- There is no "Hugo Committee" that decides who should and should not get a Hugo Award. There is (usually) a Hugo Awards Administration Subcommittee ("The Hugo Administrators"), appointed annually by each World Science Fiction Convention. The Hugo Award Administrators' job is to determine technical eligibility of nominees and voters, to tally nominations and votes, to contact nominees, to deal with mechanical matters like getting trophies engraved and announcement issues, and other matters of a "ministerial" nature. (Incidentally, according to the WSFS Constitution, the only people in the world ineligible for a Hugo Award are the members of the Hugo Administration Subcommittee. The reason for this Subcommittee is that otherwise the entire Worldcon committee would be ineligible, and there are usually a few people working on a given Worldcon who might be plausible Hugo Award nominees. WSFS decided before my time that it was a bad idea to make the entire Worldcon committee ineligible for a Hugo Award because it would discourage otherwise qualified and talented people from working, so they added the rule that allowed the Worldcon committee to "firewall" the administration of the Hugo Award from the rest of the convention committee.)
- There is no "Them" who determines what the categories should be.
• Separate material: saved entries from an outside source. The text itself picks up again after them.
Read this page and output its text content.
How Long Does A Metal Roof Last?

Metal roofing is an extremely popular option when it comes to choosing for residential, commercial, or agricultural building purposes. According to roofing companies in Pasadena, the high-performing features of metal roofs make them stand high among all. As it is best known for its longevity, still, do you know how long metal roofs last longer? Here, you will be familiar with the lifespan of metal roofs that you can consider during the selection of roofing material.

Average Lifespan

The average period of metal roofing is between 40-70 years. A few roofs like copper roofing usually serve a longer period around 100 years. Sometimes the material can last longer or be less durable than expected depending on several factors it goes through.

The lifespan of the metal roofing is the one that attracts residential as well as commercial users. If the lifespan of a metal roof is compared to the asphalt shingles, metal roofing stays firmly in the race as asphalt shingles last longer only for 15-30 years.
The Hugo Award category definitions are in the WSFS rules (alas, the site is currently one year out of date for reasons over which I have no control). The members of WSFS determine what's in the Constitution. Anyone can join WSFS by joining the current Worldcon. So posting messages that amount to complaining that the Board of Directors must Do Something makes you look foolish, or at best uninformed. WSFS is governed like a New England Town Meeting, so everyone is responsible for themselves.
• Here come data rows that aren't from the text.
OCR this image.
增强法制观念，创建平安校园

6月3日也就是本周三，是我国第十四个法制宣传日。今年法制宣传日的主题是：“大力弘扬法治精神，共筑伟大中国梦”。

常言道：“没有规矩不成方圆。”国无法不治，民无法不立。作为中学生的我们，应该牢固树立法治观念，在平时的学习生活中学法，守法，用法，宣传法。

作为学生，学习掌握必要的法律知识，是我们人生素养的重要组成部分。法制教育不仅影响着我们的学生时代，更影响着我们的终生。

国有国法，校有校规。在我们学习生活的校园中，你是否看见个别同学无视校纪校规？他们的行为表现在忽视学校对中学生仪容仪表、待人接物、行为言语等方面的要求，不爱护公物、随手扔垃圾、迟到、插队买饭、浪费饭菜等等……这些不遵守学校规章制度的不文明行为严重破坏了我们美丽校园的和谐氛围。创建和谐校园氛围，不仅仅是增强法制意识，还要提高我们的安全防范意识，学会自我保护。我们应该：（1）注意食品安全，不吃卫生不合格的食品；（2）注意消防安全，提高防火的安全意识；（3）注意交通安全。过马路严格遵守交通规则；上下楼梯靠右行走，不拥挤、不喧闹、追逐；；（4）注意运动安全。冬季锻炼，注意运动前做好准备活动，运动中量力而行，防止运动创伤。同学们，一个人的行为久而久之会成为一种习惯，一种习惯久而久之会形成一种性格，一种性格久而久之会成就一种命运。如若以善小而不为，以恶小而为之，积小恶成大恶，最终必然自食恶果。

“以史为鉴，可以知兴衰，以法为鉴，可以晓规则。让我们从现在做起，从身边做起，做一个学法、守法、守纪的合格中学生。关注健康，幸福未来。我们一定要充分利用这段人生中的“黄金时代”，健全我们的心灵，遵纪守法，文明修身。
- The failure of your favorites to be nominated for/to win a Hugo does not constitute a failure of process. The Hugo Awards are voted on by the members of WSFS. Any member of WSFS can nominate and vote. Anyone can join WSFS by buying at least a supporting membership in the current Worldcon. Making the final ballot means enough people nominated the work. Winning means lots of members of WSFS liked it better than any of the other nominees. It doesn't mean that the process is broken just because your tastes aren't identical to those of members of WSFS who took the time to vote.
- Popularly voted doesn't mean "voting should be free to anyone." While anyone can join WSFS by buying at least a supporting membership in the current Worldcon, that doesn't mean voting is free. While personally I think we charge too much for the right to vote and favor pending changes that should, I hope, provide Worldcons with a chance to bring the cost of supporting memberships down to more like $20-$30 instead of $40-$60, I also don't advocate making membership completely free. WSFS is a club, and like any club it has the right to set its own membership rules.
- Complaining that "It's not fair!" makes you look like a whiner. If you don't think the Hugos are fair, you can work to change them to be more the way you want them to be. (See the next point below.) If you think that it's too much trouble to go through that bothersome democratic process because you're so obviously right that everyone should immediately recognize it, you're welcome to go set up your own competing awards that work the way you want them to and see if they can accumulate sufficient prestige. You might be right, after all, but I have my doubts. Just don't try to call them Hugo Awards, because Worldcon owns the service mark on that. (And if you think that's not fair, try manufacturing a soft drink and calling it "Coca-Cola" and see how well that goes.)
- Democracy is hard work. The process to change the Hugo Awards is Not Easy. This is a feature, not a bug. Governing documents aren't supposed to be easy to change. (See the ongoing meltdown of California's state government to see what the consequences of making it too easy to change a fundamental governing document are.) I've been attending Worldcons and the business meetings thereat since 1984 (and haven't missed one since 1989). This isn't easy. It takes work to persuade other people to support you, and even more work to get them to show up and vote in person at the oh-so-horrible hours before Noon at a Worldcon. Sometimes you don't get your way. Either you can throw a tantrum and walk away or you can keep slogging. So far, I've been doing the latter, even though there has been more than once that I've wanted to do the former.
Feel free to point others at this post if you think it would be valuable.